Yeterince yüksek basınç altında, hemen hemen her malzeme teorik olarak iletken hale gelebilir. Buradaki ana fikir, eğer atomları yeterince sıkıştırırsanız, en dış yörüngelerindeki elektronlar hareket etmelerine izin verecek şekilde üst üste binmeye başlayacaktır. Su için bu basınç 48 megabar civarındadır- Yaklaşık olarak Dünya’nın deniz seviyesindeki atmosfer basıncının 48 milyon katıdır.
Bunu aşan basınçlar bir laboratuvar ortamında oluşturulmuş olsa da, bu tür deneyler metalik su üzerinde çalışmak için uygun değildi. Bu sebeple Çekya’daki Çek Bilimler Akademisi’nden organik kimyager Pavel Jungwirth liderlğindeki bir araştırma ekibi alkali metallere yöneldi.
Bu metaller dış elektronlarını çok kolay serbest bırakırlar, bu da yüksek basınçlar olmadan yüksek basınç altındaki saf suyun elektron paylaşım özelliklerini indükleyebilecekleri anlamına gelebilmektedir.Sadece tek bir sorun var: alkali metaller sıvı olan suyla oldukça tepkimeye girer, hatta bazen patlama noktasına gelebilir. (Aşağıda bununla ilgili güzel bir video bulunmaktadır)
Araştırma ekibi bu sorunu çözmenin çok iyi bir yolunu buldu. Ya metali suya eklemek yerine metale su eklenirse?
Ekip, bir vakum haznesinde, bir nozülden oda sıcaklığında sıvı halde bulunan küçük bir sodyum-potasyum alaşımı damlası geçirerek başladı ve buhar birikimi kullanarak çok dikkatli bir şekilde ince bir saf su tabakası ekledi.
Temas üzerine, elektronlar ve metal katyonlar (pozitif yüklü iyonlar) alaşımdan suya aktı. Bu sadece suya altın rengi bir parlaklık kazandırmakla kalmadı, aynı zamanda suyu iletken hale getirdi- tıpkı yüksek basınçlı saf su gibi…
Bu, optik yansıma spektroskopi ve senkrotron x-ışını fotoelektron spektroskopi kullanılarak doğrulandı. İki özelliğin de -altın parlaklık ve iletkenlik- açıkça tanımlanmasını sağlayan iki farklı frekans aralığı gözlemlendi.
Ayrıca dünya üzerinde bu faz geçişini daha iyi anlamamızın yanı sıra, büyük gezegenlerdeki aşırı yüksek basınç koşullarının yakından incelenmesine de olanak sağlayabilir.

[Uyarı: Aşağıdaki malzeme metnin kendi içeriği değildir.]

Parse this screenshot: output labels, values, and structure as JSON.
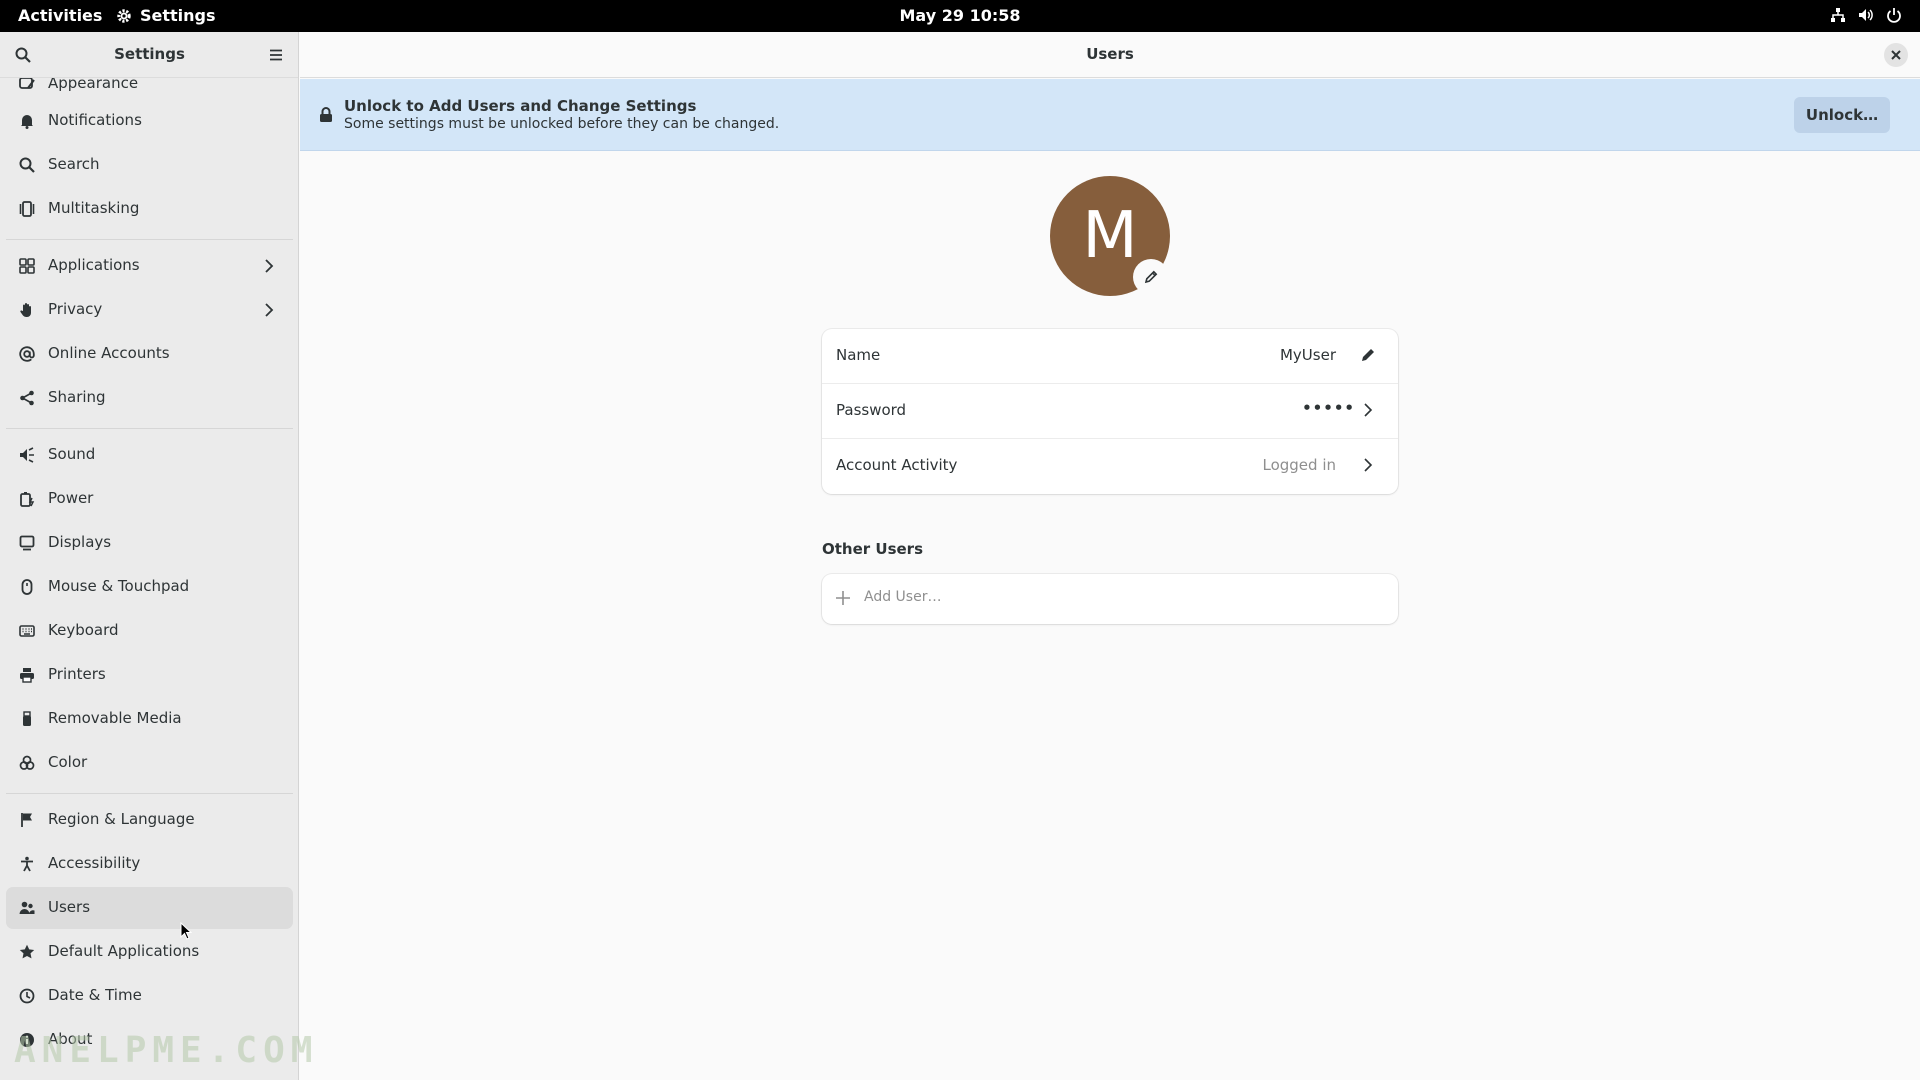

Örneğin, Güneş Sistemi‘nin buz gezegenleri Neptün ve Uranüs‘te sıvı metalik hidrojenin girdap oluşturduğu düşünülüyor. Ve sadece Jüpiter’de, basınçların saf suyu metalize edecek kadar yüksek olduğu düşünülüyor. Güneş sistemimizin devasa gezegeni içindeki koşulları tekrarlayabilme ihtimali gerçekten de heyecan verici.
Seidel ” Çalışmamız yalnızca metalik suyun Dünya’da gerçekten üretilebileceğini göstermekle kalmıyor, aynı zamanda güzel altın metalik parlaklığı ile ilişkili streskopik özellikleri de karakterize ediyor.” diyor.
Bu araştırma Nature’da yayınlanmıştır.